Yeah, orange peel is a clue but not a slam dunk. Not all orange peel is Vacor, not all Vacors have orange peel.
However, based on the seams and colors, I'm leaning strongly toward Akro on the right.
Crazy isn't it. No snow here. At least no accumulation. 30% chance of small amounts today and a cold wind from the north. And I know that makes us the lucky ones.
But I really really really had hoped to transplant some of my seedlings into the garden by now!
I think you're right
Akro did still have an onyx corkscrew line for some part of the 1930's, was still on a wholesale ad in 1933, so maybe they didn't get the news yet and since it was a small part of their production maybe they escaped the trade commission police.
Right is a machine-made cat's eye. Not handgathered. Not American. I would immediately have thought Asian with that pattern, but the size looks HUGE, which makes me wonder if it's Mexican. (What size is it?)
Center is handgathered.
Left I think is also not handgathered. I think machine-made. Unusual coloring which is making me unable to guess modern or vintage.
Odd that this first date is at the end of WWII. .... So was it wartime which reduced the exports or was it other companies starting up after the war and deciding marbles was a good business to get into?
Your pictures are NOT horrible! The thing to be aware of is that cameras try to achieve a color balance. If you have a white background it will darken the photo and shift the color in what it considers a gray direction.
That's why a gray background is recommended. It's neutral and makes the camera less likely to think it needs to change the colors.
Frosted could be something a maker did on purpose, probably in modern times. Marble King made some of their cat's eyes frosty. Or it could be marbles which spent a lot of time in water, such as in an aquarium.
In the album some such as this one still look unfocused. But you can see the glass above it in sharp detail. I use Windows Paint to resize photos to bring overlarge ones to a manageable size and reasonable sharpness. However, your issue appears to be something other than the size. The background that you're using is causing your camera to focus on the non-marble parts of the view. Pick a neutral background without a lot of detail for the camera to focus on. A regularly recommended background is a gray t-shirt. If you keep picking up details on the material behind the marble and the marble stays blurry, then pull your camera back just a little to try to help the marble get into a comfortable focal range.
That thick bright white stands out. Like latex paint on the surface of the marble. It's weird that it shows up both in early Japanese marbles and later Mexican marbles. But it always raises the flag saying "think of foreign".
Coooool.
Thanks for playing with me!
Pelt Mibber, is there aventurine in the glowing ribbon of your second marble? Not sure I've ever seen that before.
Yes, that's the view.
I suspect that this one is a Vacor. That view isn't definitive but it is consistent with my suspicion. Possibly a Tidal Wave.
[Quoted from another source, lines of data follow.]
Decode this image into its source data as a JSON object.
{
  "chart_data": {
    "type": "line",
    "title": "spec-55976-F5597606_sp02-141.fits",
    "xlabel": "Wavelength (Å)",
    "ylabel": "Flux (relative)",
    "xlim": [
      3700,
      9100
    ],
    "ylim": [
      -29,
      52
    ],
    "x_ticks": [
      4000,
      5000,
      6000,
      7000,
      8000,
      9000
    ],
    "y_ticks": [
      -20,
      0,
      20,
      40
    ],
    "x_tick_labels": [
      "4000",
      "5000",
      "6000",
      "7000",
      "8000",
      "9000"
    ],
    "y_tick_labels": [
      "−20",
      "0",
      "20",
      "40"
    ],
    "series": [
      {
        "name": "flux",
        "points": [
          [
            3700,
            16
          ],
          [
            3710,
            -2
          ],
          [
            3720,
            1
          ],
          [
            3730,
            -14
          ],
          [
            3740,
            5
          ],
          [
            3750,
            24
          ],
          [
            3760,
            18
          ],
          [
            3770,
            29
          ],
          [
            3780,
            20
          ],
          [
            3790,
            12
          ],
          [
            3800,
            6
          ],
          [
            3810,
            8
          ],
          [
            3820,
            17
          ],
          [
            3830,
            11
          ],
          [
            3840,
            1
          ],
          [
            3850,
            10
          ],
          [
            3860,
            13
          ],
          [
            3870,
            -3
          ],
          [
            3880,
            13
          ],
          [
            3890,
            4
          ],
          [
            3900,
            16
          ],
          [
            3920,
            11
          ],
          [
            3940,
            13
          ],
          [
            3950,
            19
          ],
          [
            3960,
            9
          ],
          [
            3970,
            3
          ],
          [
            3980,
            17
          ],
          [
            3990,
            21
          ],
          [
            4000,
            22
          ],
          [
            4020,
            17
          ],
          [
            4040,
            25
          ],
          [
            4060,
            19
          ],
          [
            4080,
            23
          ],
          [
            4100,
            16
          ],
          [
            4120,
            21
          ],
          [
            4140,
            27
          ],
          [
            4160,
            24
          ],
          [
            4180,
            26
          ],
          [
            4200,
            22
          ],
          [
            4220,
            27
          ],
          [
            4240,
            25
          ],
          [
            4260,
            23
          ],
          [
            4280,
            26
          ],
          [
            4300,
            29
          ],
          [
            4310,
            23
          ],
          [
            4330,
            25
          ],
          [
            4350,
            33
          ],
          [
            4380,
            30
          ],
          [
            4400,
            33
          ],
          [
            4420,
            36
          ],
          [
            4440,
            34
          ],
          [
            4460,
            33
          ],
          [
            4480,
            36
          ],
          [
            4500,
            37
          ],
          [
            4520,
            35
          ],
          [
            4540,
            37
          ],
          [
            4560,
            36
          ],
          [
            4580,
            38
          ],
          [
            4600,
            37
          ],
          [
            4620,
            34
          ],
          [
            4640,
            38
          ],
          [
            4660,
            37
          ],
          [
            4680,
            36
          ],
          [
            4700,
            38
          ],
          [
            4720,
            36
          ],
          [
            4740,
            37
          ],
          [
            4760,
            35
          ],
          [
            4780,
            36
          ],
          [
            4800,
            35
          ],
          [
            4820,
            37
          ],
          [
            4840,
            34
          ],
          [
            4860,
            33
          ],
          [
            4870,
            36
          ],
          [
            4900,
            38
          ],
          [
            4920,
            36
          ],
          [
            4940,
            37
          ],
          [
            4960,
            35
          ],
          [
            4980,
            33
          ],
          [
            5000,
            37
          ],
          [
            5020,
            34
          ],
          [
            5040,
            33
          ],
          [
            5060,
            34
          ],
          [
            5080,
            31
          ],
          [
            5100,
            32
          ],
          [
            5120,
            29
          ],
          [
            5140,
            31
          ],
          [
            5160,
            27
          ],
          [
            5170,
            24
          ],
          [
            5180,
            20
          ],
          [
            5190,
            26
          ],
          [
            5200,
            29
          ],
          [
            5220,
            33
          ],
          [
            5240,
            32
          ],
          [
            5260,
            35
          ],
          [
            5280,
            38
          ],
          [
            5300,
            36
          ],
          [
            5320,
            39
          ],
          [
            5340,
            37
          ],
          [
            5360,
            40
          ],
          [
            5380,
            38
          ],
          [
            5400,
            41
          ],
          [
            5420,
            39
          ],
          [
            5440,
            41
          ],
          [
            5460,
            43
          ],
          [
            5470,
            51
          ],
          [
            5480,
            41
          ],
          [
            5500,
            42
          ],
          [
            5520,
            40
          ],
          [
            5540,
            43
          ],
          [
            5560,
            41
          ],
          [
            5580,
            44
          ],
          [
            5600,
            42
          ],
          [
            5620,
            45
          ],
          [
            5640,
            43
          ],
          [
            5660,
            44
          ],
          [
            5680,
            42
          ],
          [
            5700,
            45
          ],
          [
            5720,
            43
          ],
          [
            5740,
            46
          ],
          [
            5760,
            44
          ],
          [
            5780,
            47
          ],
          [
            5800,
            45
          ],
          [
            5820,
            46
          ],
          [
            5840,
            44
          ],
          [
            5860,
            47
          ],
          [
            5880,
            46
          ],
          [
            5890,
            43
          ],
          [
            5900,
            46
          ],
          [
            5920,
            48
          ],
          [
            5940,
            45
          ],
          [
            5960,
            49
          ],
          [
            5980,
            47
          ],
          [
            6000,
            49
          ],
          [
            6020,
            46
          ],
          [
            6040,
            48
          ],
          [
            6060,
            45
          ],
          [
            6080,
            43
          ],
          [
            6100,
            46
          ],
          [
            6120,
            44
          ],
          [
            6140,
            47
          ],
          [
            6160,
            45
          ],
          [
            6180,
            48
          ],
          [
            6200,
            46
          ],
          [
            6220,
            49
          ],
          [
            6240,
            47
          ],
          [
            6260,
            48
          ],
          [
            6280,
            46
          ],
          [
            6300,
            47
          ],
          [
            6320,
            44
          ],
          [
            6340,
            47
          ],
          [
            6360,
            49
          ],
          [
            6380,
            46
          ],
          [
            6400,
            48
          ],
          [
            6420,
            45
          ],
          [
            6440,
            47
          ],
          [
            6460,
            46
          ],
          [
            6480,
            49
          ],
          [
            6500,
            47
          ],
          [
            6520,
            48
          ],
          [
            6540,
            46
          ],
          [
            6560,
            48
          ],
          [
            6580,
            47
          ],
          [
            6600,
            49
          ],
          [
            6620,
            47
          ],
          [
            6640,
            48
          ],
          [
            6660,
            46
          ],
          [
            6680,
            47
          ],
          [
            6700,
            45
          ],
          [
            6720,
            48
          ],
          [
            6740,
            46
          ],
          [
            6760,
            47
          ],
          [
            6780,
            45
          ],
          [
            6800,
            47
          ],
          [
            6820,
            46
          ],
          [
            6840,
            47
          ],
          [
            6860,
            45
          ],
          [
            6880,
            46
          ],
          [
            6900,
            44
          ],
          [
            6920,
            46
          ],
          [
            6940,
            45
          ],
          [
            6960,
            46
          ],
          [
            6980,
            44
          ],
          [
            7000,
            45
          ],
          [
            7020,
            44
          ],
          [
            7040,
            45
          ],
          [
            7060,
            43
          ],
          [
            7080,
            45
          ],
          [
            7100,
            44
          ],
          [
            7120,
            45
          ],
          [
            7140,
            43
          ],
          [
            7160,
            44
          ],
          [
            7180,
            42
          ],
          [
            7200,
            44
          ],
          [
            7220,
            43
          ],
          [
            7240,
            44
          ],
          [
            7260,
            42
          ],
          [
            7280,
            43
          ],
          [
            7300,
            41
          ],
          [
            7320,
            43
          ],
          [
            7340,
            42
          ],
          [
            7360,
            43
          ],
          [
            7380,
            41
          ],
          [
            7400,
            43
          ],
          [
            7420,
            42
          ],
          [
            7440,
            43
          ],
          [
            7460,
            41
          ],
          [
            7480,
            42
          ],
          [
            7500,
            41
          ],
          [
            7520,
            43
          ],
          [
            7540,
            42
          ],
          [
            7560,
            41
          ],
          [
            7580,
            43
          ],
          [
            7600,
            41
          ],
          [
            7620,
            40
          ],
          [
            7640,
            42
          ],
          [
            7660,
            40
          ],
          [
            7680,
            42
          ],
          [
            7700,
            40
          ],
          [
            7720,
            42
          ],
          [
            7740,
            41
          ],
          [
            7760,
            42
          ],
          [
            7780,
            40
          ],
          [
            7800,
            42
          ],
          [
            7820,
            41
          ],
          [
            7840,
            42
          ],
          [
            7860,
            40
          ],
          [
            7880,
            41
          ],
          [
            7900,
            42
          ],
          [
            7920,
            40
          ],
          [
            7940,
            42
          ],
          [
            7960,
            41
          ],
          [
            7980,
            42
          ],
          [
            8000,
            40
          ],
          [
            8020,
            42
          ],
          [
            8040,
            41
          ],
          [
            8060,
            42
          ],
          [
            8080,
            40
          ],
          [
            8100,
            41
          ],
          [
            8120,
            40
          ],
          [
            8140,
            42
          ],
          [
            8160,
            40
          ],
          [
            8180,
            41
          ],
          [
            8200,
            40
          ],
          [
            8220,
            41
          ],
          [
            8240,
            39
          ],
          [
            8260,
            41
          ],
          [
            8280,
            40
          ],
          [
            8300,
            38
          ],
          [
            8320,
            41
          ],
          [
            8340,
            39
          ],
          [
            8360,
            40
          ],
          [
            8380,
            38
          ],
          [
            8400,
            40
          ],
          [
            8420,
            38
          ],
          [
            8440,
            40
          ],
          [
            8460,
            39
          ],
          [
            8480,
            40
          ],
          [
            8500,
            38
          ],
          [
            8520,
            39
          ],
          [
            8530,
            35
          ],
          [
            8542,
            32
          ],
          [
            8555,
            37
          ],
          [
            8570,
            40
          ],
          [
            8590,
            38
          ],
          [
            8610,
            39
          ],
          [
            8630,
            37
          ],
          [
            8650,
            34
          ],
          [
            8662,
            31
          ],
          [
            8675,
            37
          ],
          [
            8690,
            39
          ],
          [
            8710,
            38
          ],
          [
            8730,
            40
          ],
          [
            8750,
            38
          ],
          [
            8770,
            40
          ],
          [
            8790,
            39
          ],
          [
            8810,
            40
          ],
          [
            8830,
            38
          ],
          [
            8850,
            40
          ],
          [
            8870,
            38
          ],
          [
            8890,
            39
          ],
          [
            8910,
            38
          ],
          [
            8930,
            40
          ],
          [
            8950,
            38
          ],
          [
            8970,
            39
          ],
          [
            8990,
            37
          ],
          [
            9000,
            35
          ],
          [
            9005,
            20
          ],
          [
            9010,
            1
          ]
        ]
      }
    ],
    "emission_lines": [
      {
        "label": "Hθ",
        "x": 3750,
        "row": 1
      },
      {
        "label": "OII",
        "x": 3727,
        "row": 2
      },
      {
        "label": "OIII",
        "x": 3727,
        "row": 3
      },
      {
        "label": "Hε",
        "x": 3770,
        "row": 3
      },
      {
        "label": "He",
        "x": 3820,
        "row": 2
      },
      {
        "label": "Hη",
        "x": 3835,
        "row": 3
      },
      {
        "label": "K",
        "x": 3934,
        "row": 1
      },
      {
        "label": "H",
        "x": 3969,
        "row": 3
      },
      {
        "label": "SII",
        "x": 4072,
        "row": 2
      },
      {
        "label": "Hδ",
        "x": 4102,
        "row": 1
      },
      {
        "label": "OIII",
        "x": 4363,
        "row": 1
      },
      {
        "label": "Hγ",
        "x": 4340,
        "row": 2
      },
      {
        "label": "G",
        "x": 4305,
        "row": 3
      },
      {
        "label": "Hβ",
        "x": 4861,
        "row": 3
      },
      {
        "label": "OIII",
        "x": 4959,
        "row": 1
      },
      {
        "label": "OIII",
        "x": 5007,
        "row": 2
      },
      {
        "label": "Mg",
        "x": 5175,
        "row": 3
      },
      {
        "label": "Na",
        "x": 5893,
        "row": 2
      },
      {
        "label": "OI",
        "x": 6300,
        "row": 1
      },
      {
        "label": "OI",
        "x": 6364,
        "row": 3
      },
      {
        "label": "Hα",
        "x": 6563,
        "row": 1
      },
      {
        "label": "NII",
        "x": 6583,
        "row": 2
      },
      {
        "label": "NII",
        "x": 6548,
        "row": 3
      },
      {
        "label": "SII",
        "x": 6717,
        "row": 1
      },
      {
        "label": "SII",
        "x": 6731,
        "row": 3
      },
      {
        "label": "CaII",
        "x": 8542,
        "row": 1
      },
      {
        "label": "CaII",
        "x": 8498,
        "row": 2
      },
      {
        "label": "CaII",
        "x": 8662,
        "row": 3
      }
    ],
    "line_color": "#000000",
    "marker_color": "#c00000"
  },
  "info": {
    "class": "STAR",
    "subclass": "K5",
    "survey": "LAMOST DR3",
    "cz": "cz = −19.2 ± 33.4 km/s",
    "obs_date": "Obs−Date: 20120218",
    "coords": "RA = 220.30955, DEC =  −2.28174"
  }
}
So I'm going vintage on the other two, modern on this one.
They're connected. They coincide for part, so that I'm not sure how much of the brighter glow of the 9 comes from a pinching of the glass and how much comes from something swirly below the surface.
The white glass on the right could be non-American. I want to pick that last view up and turn it around so I can see what's at the bottom of that marble.
Anyone have any dug handgathereds? Or maybe Lucky Boy boxes with handgathereds? Were the Lucky Boys all Pelt? Were they from the handgathered time or only the feathered time?